Salué par les Etats-Unis et les Européens, rejeté par les Palestiniens, l’Egypte et la Syrie, le discours de politique étrangère du Premier ministre israélien, Benyamin Nétanyahou, suscite des réactions très partagées.
Dans quelle mesure ce discours constitue-t-il un tournant ?

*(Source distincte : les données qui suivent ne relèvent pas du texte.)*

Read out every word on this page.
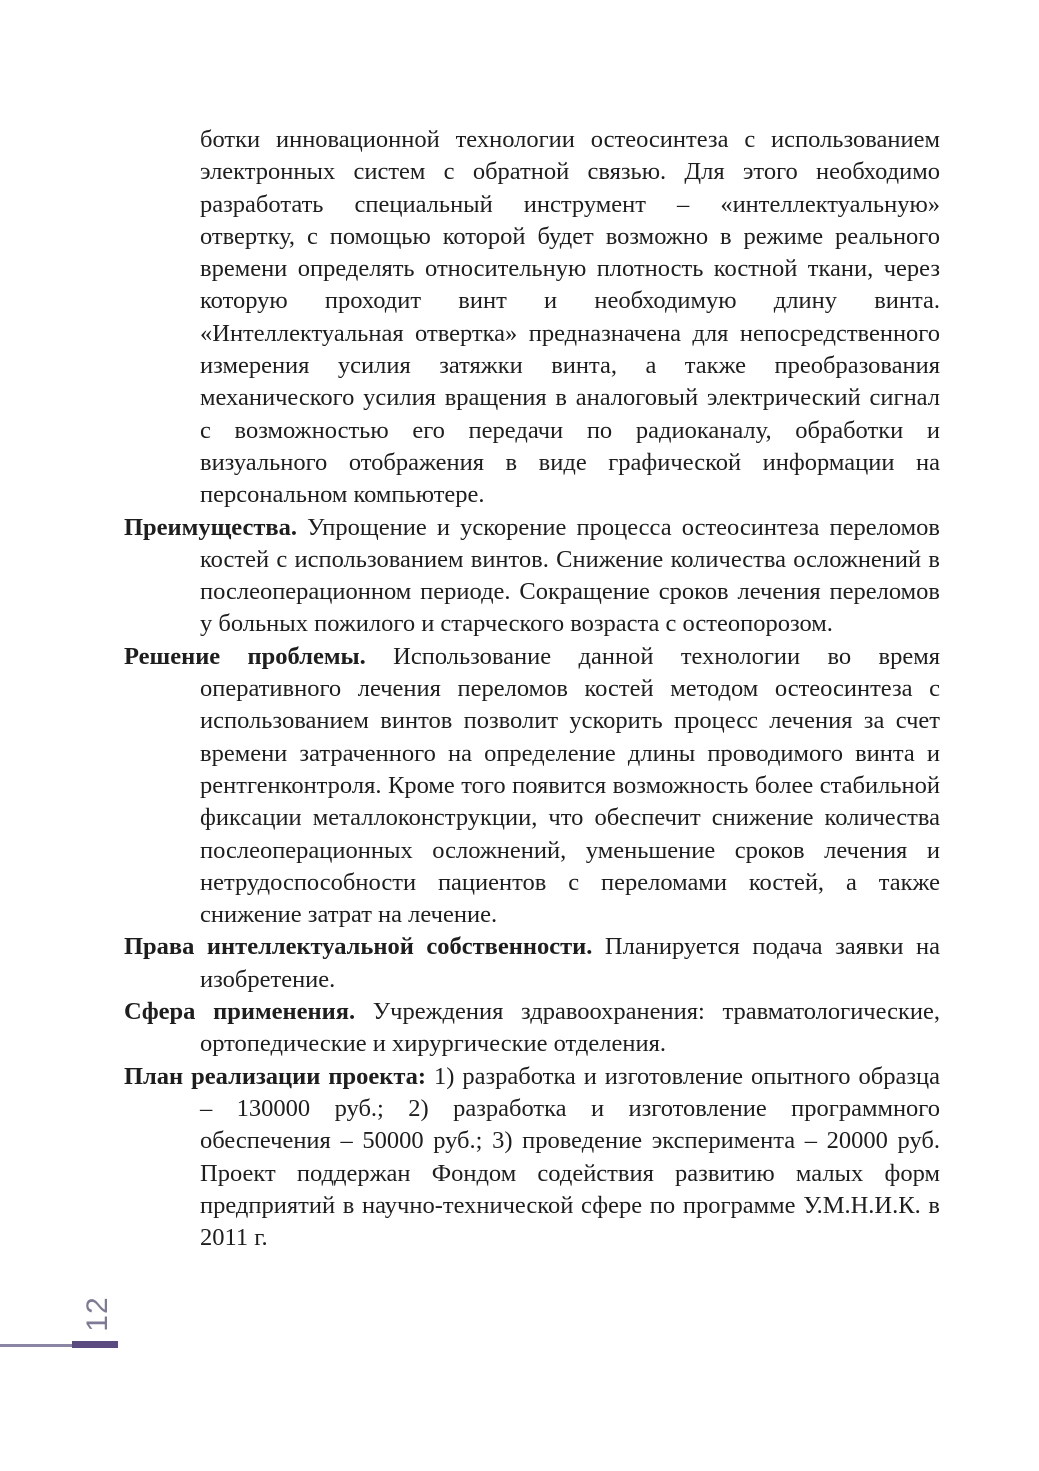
ботки инновационной технологии остеосинтеза с использованием электронных систем с обратной связью. Для этого необходимо разработать специальный инструмент – «интеллектуальную» отвертку, с помощью которой будет возможно в режиме реального времени определять относительную плотность костной ткани, через которую проходит винт и необходимую длину винта. «Интеллектуальная отвертка» предназначена для непосредственного измерения усилия затяжки винта, а также преобразования механического усилия вращения в аналоговый электрический сигнал с возможностью его передачи по радиоканалу, обработки и визуального отображения в виде графической информации на персональном компьютере.

Преимущества. Упрощение и ускорение процесса остеосинтеза переломов костей с использованием винтов. Снижение количества осложнений в послеоперационном периоде. Сокращение сроков лечения переломов у больных пожилого и старческого возраста с остеопорозом.

Решение проблемы. Использование данной технологии во время оперативного лечения переломов костей методом остеосинтеза с использованием винтов позволит ускорить процесс лечения за счет времени затраченного на определение длины проводимого винта и рентгенконтроля. Кроме того появится возможность более стабильной фиксации металлоконструкции, что обеспечит снижение количества послеоперационных осложнений, уменьшение сроков лечения и нетрудоспособности пациентов с переломами костей, а также снижение затрат на лечение.

Права интеллектуальной собственности. Планируется подача заявки на изобретение.

Сфера применения. Учреждения здравоохранения: травматологические, ортопедические и хирургические отделения.

План реализации проекта: 1) разработка и изготовление опытного образца – 130000 руб.; 2) разработка и изготовление программного обеспечения – 50000 руб.; 3) проведение эксперимента – 20000 руб. Проект поддержан Фондом содействия развитию малых форм предприятий в научно-технической сфере по программе У.М.Н.И.К. в 2011 г.

12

«Etat palestinien». Benyamin Nétanyahou a finalement prononcé ces deux mots. Pour le chef du Likoud, le grand parti de la droite israélienne, il s'agit d'un retournement, au moins sémantique : pendant des années, Nétanyahou, symbole de la droite dure, a refusé d'évoquer la création d'un tel Etat. Lors de la campagne pour les législatives, il n'avait cessé d'insister sur le développement économique comme préalable à la paix avec les Palestiniens, sans jamais mentionner leurs revendications nationales.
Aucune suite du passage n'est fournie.